Yes, that is indeed what I thought. There seems not to exist a separate equation for the stress-energy tensor of the vacuum(for instance that it is zero). One considers the vacuum to be a fluid with no viscosity, such that it has only diagonal components. And then one insists that this tensor should be invariant under a Lorentz boost. I do not see the reason for this requirement.

4. Jul 11, 2006

### George Jones

Staff Emeritus
Consider two observers coincident at the spacetime event p. Each observer can set up orthonormal set (tetrad) of (tangent) 4-vectors with respect to which the observers make measurements. If the observers are in relative motion, then the two tetrads are different, but even in general relativity, the tetrads are related by a Lorentz transformation.

Now consider an electromagnetic field also present at p. Each observer measures the components of the field with respect to the appropriate tetrad, and components are related in the standard way by Lorentz transformations. This is covariance, not invariance. Also, energies are related in the standard way.

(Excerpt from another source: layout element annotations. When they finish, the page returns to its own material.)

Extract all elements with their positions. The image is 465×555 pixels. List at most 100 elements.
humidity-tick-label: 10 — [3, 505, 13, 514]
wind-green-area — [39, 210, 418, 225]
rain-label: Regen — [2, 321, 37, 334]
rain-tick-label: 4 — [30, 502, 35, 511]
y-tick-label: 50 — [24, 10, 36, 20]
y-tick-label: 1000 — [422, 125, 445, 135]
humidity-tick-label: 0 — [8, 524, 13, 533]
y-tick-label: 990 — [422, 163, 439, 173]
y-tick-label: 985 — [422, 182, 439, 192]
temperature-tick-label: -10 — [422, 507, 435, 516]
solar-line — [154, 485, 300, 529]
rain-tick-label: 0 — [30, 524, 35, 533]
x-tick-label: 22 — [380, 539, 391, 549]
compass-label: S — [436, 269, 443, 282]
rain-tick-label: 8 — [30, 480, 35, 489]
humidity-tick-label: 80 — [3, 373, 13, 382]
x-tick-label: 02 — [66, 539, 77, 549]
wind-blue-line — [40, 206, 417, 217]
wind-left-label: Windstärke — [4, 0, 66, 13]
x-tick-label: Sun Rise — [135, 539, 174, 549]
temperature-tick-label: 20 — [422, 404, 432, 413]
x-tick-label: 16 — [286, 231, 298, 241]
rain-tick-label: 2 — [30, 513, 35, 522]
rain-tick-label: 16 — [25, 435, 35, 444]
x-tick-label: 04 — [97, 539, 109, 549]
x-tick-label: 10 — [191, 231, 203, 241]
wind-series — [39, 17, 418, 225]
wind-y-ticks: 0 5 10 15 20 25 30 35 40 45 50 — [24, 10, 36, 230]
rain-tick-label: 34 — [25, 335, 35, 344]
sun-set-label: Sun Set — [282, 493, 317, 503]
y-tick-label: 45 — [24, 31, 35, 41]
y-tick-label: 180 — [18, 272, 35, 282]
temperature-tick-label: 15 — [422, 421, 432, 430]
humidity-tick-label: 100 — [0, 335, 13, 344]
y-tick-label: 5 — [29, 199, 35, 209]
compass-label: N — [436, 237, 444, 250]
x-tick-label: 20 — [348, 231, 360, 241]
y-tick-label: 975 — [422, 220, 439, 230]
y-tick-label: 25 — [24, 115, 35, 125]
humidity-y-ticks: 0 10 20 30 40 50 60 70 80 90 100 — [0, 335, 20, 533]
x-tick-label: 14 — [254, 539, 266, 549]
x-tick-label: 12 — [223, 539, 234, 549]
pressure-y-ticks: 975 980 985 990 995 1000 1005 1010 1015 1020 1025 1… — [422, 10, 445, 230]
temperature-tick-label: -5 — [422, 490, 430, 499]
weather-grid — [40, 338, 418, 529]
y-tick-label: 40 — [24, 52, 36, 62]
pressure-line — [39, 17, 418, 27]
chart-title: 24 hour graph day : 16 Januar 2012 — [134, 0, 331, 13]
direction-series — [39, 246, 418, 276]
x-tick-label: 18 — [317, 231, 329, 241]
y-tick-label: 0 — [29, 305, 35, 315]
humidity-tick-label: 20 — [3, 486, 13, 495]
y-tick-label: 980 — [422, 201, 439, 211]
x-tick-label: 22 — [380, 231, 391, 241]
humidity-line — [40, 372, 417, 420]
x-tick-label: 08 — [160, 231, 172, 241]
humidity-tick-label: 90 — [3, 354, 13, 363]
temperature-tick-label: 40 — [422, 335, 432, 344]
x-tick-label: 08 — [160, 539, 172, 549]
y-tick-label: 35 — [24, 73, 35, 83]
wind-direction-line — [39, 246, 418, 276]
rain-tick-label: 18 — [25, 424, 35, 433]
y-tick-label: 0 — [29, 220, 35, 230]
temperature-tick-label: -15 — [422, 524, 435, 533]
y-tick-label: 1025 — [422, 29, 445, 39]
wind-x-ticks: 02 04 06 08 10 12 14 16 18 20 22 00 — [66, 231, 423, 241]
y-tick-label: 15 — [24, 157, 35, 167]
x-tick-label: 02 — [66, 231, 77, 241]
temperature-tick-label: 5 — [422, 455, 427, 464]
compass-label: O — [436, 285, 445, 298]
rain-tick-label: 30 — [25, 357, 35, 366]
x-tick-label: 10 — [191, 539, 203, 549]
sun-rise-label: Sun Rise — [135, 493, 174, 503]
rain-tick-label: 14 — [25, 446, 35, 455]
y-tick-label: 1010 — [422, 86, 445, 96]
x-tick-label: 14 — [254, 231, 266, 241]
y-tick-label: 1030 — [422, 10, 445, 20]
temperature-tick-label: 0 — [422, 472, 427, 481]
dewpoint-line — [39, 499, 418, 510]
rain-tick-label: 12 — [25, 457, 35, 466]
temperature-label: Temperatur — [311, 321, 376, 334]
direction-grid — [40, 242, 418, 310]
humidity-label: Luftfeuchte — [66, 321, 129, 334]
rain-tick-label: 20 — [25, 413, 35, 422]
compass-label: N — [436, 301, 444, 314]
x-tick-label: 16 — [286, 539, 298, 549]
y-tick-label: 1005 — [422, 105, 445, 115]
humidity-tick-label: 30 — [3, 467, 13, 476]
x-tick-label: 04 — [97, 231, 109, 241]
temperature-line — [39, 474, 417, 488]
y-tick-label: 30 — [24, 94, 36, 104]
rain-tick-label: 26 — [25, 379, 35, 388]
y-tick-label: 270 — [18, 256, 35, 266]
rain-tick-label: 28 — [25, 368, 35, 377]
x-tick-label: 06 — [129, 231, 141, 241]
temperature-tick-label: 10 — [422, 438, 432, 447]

Now consider the vacuum. Lorentz invariance of the vacuum energy-momentum tensor means that the components are the *same* with respect to both (actually, all) tetrads at (every) p. The only second-rank tensor that has the same components with respect to all tetrads is g.

5. Jul 11, 2006

### notknowing

Thanks for this explanation, but I don't see how this justifies why the vacuum energy-momentum tensor must be Lorentz invariant as nobody has the ability to measure and compare its components in different frames.

6. Jul 11, 2006

### George Jones

Staff Emeritus
Yes, I carefully avoided giving a reason.

I think the hope is that someday a theory will predict the values of the components, i.e., the propotionality to g, and that this will correspond to the measured value of the cosmological constant/dark energy.

7. Jul 11, 2006

### pervect

Staff Emeritus
If we write the stress-energy tensor of the vacuum-with-a-cosmological constant it in cartesian coordinates (t,x,y,z)

$T^{ij}$ = diag(k,-k,-k,-k)

then boost it in the x direction

$$T'^{00} = (\Lambda^0{}_0) ^2 T^{00} + (\Lambda^0{}_1)^2 T^{11}$$

$T'^{11} = (\Lambda^1{}_1)^2 T^{11} + (\Lambda^1{}_0)^2 T^{00} [/tex] With [itex]\Lambda^0{}_0 = \Lambda^1{}_1 =\gamma$ and $\Lambda^0{}_1 = \Lambda^1{}_0 = -\beta \gamma$

we get

$$T'^{00} = \gamma^2 T^{00} + \beta^2 \gamma^2 T^{11} = \gamma^2 k - \beta^2 \gamma^2 k = k$$

$$T'{11} = \gamma^2 T^{11} + \beta^2 \gamma^2 T^{00} = -k \gamma^2 + \beta^2 \gamma^2 k = -k$$

which is the same. Unless I've made a silly sign error somewhere?

Last edited: Jul 11, 2006
8. Jul 11, 2006

### notknowing

Yes, you calculated correctly but it only shows that if rho = - pressure one obtains a Lorentz invariant tensor (or vice versa). So it does not answer why the vacuum energy-stress tensor should be Lorentz invariant in the first place (or should have rho = - p in the first place)

9. Feb 2, 2012

### seflyer

Although vacuum does not mean containing nothing, there should be no preferred coordinate system in a vacuum. But if its stress-energy tensor (T) is not Lorentz-invariant, then there would be one. Therefore, T must be Lorentz-invariant.
It turns out that we have only one choice for such a tensor: the Minkowski metric (up to some constant).